Long-running or unexpectedly large tasks - Sorting the task list by total_costs descending shows you the most expensive jobs on your platform. A task accumulating far more events than typical - or costs far above your average - may indicate a runaway process, an unusually complex job, or a customer finding an unintended usage pattern.
Vendor concentration and cost distribution - The vendors array in the task detail shows which external services drive your cost structure. If a single vendor dominates costs across many tasks, that's both a business risk and a pricing signal. It may also point to optimisation opportunities - for example, routing simpler steps to a cheaper model.
Jobs that never resolve - Because a task has no explicit end state, a task that stopped accumulating events long ago but still shows no billing resolution may indicate a pipeline failure or an abandoned job. The gap between created_at and last_updated_at in the task list is a useful proxy for job duration.
Analysing tasks with the MCP server
Credyt's MCP server includes support for tasks, which makes it a natural fit for conversational cost analysis. Rather than writing queries or building dashboards, you can ask an AI assistant connected to your Credyt account to surface the information directly.
This is particularly useful when investigating a specific case. You can ask questions like "show me the most expensive video jobs this customer ran in May", "which tasks this week had a margin below 20%", or "pull up the full event breakdown for job video_gen_a7c23f91" and get a structured, readable answer in seconds. From there, you can drill in further - comparing that job to the customer's historical average, checking which vendor drove the cost spike, or looking at whether a similar pattern appears across other customers.
Compared to scripting API calls or exporting data, the MCP approach is better suited to exploratory work: the kind of investigation where you're not sure what you're looking for yet, and where the next question depends on what the previous answer shows.

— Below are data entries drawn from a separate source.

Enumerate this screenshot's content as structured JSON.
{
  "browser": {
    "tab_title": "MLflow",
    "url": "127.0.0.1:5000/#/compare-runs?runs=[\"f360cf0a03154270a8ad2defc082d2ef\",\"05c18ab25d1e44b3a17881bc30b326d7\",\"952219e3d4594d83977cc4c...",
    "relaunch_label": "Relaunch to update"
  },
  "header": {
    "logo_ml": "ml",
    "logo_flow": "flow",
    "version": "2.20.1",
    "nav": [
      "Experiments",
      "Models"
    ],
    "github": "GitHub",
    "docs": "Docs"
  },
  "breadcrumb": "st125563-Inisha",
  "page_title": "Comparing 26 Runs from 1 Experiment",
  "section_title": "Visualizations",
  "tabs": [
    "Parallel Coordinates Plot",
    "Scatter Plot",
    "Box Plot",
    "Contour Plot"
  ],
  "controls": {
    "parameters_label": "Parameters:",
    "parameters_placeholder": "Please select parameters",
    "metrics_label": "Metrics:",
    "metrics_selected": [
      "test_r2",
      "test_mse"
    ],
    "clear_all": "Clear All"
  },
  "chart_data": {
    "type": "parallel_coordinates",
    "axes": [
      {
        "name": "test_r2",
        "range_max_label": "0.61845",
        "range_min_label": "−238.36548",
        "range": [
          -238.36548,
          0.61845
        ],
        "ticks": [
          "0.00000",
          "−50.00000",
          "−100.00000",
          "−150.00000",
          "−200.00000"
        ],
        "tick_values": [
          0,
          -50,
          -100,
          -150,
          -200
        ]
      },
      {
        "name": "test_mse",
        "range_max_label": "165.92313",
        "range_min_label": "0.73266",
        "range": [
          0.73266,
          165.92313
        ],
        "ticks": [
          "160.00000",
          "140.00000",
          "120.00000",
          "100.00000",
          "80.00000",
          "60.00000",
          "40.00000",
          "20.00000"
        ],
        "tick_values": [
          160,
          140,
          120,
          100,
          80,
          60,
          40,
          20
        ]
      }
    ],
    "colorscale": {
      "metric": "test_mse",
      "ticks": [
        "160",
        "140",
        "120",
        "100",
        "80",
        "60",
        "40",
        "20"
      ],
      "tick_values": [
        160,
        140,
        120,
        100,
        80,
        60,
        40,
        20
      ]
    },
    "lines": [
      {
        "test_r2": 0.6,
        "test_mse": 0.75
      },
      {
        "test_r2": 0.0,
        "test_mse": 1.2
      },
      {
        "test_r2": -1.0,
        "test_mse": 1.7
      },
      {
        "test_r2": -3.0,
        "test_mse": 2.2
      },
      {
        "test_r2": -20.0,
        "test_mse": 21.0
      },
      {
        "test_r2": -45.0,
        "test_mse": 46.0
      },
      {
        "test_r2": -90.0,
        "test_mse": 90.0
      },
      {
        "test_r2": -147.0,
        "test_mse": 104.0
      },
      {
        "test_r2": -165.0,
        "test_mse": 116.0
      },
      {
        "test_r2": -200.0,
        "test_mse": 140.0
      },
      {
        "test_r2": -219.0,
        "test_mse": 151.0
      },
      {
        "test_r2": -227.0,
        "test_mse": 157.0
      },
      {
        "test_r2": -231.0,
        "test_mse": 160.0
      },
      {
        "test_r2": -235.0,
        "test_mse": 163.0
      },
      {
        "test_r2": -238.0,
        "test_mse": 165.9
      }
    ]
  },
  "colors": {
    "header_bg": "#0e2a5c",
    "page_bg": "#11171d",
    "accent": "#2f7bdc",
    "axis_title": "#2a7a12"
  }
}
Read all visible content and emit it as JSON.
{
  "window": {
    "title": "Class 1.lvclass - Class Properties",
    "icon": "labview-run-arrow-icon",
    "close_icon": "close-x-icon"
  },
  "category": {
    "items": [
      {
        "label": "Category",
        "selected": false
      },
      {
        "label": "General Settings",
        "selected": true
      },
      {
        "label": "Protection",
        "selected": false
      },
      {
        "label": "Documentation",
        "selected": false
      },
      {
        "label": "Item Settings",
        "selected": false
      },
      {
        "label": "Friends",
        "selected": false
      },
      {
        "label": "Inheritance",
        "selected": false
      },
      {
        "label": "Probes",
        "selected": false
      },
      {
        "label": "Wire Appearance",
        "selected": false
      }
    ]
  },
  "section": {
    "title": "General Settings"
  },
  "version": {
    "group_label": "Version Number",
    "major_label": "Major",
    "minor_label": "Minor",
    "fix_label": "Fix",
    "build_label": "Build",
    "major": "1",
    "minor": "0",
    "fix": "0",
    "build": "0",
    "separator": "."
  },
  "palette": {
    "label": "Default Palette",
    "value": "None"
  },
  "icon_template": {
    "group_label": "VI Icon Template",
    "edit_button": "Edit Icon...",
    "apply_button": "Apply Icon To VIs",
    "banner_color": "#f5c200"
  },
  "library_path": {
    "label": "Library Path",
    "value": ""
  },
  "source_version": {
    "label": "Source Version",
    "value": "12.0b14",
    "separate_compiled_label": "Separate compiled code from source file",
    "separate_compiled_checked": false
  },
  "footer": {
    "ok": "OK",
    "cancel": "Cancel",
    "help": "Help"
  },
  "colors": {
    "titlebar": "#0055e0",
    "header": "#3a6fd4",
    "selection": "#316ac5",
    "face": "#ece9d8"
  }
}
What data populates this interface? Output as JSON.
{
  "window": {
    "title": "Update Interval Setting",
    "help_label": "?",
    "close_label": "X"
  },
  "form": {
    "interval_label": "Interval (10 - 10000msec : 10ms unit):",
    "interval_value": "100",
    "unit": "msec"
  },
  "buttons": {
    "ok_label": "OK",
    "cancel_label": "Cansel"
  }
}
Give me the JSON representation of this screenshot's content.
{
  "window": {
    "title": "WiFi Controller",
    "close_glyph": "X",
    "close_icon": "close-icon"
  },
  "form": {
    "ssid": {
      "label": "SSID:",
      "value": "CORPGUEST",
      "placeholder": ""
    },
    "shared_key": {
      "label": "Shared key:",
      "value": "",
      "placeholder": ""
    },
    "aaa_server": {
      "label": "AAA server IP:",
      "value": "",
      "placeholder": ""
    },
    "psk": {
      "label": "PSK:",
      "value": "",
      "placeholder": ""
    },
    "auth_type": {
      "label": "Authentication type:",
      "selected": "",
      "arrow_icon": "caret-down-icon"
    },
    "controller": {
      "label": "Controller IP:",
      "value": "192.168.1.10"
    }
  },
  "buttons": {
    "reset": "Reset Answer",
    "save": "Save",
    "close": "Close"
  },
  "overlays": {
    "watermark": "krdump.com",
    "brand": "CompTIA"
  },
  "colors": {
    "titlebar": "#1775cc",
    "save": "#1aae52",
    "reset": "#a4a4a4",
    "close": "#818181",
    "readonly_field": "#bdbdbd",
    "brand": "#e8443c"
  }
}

Relationship to Profitability
Tasks are built on the same foundation as Credyt Profitability. The stats at the event level and the cost attribution model are identical. What tasks add is the aggregation layer: instead of reviewing events one by one, you get a single view that rolls up across the full lifecycle of a deliverable.
If you're already sending costs with your events and using the subject field consistently, Tasks require no additional integration. The data is already there.